Il s'anima, masquant son embarras sous la colère.

– Est-ce que tu ne peux pas comprendre ?... Tu n'as donc pas vécu, toi, avant d'être vendue à Moulay Ismaël ? Tu as pourtant l'œil assez hardi pour qu'on se doute du contraire... Tu ne t'es jamais demandé si, pour un gars comme moi, c'était supportable de vivre ainsi des jours et des nuits avec une femme... Et quelle femme !...

Ses paupières se fermèrent. Sa rude physionomie s'éclaira d'une naïve expression d'extase.

– La plus belle que j'aie jamais vue !

Et il continua de parler à mi-voix pour lui-même :

– Tes yeux, comme le fond de la mer... et qui me regardent, et qui me supplient... Ta main sur la mienne, ton odeur, ton sourire... Si, au moins, je ne savais pas comment tu es faite. Mais je t'ai vue... quand tu étais attachée à la colonne et que les démons noirs approchaient de toi la tenaille rougie au feu... Je t'ai vue, l'autre nuit, lorsque tu te baignais dans la cascade... Et maintenant, il faut encore que je te porte sur mon dos...

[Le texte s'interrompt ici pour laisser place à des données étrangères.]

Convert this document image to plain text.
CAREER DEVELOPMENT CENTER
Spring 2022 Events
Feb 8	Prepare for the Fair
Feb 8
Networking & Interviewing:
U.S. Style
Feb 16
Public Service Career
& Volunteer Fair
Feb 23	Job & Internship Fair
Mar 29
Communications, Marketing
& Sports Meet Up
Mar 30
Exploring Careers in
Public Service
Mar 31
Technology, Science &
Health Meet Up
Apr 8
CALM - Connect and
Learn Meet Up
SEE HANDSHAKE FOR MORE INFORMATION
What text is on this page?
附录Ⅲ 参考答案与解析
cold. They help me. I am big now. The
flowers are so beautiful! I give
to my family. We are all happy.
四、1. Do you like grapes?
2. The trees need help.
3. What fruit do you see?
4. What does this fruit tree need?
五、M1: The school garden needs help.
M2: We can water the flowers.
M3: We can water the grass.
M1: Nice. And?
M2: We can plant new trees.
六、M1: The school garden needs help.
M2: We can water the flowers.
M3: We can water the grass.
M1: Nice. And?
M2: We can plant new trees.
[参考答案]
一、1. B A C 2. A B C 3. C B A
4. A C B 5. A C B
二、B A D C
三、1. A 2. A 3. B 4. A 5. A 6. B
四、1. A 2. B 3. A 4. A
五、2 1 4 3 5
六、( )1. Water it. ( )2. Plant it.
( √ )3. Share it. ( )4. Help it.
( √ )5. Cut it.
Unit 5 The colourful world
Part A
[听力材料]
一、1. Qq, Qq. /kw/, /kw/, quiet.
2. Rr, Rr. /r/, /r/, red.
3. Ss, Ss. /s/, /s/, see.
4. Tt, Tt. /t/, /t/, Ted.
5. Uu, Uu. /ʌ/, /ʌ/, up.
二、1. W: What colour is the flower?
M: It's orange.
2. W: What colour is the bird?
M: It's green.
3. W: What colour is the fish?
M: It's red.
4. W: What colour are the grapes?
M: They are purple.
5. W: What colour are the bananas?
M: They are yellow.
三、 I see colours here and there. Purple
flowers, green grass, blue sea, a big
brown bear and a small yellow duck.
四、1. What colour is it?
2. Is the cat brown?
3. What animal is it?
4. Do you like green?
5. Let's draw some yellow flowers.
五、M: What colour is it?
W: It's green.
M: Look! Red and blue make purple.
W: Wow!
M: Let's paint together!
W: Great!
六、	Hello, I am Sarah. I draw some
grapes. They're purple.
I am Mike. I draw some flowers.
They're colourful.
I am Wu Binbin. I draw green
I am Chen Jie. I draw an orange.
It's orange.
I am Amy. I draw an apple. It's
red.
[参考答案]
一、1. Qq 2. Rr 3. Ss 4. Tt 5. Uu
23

Sa fureur éclata de nouveau.

– Non... c'est pas supportable... Ce qu'a enduré saint Antoine, ce n'était rien à côté. Il y a des jours où je préférerais, oui, je préférerais me retrouver lié sur la croix, avec les vautours à me claquer du bec autour de la tête ou cloué à la Porte Neuve... Et avec ça, tu te demandes pourquoi je me mets en colère !

Il tendit les poings, prenant le ciel à témoin de ses tourments. Puis, en jurant, il se détourna et s'éloigna à grands pas vers la caverne.

Son explosion laissait Angélique stupéfaite.

« Oh ! ce n'était donc QUE CELA », se dit-elle.

Un sourire effleura ses lèvres. Autour d'elle, un vent léger remuait l'ample voilure des cèdres et brassait leur senteur pénétrante. Les cheveux d'Angélique caressaient ses joues et ses épaules, à demi nues sous le burnous de laine qui avait glissé. Tout à l'heure, dans la vasque d'eau, elle s'était vue telle que la voyait Colin Paturel, avec l'ovale affiné de son visage doré où les yeux agrandis avaient des transparences mystérieuses. Elle se souvenait avoir désiré poser ses lèvres sur la nuque courbée de l'homme et lorsque la nuit tombait portant l'angoisse de ces contrées sauvages, du besoin éperdu qui la saisissait de chercher refuge contre la tiédeur de sa vaste poitrine. Prémices informulées d'un désir plus profond qui dormait en sa chair et qu'elle n'avait point voulu éveiller. Maintenant qu'il avait parlé, l'élan éternel s'étirait en elle comme un oiseau. Ses membres reposés sentaient la vie circuler dans leurs veines. La vie !... Elle cueillit une fleurette blanche, fleur frêle des montagnes, parfaite et fragile, et la porta à ses lèvres. Sa poitrine se gonfla. Elle respira plusieurs fois profondément. La peur aux aguets avait reculé derrière l'horizon. Le ciel était pur, l'air candide et parfumé. Le monde était désert.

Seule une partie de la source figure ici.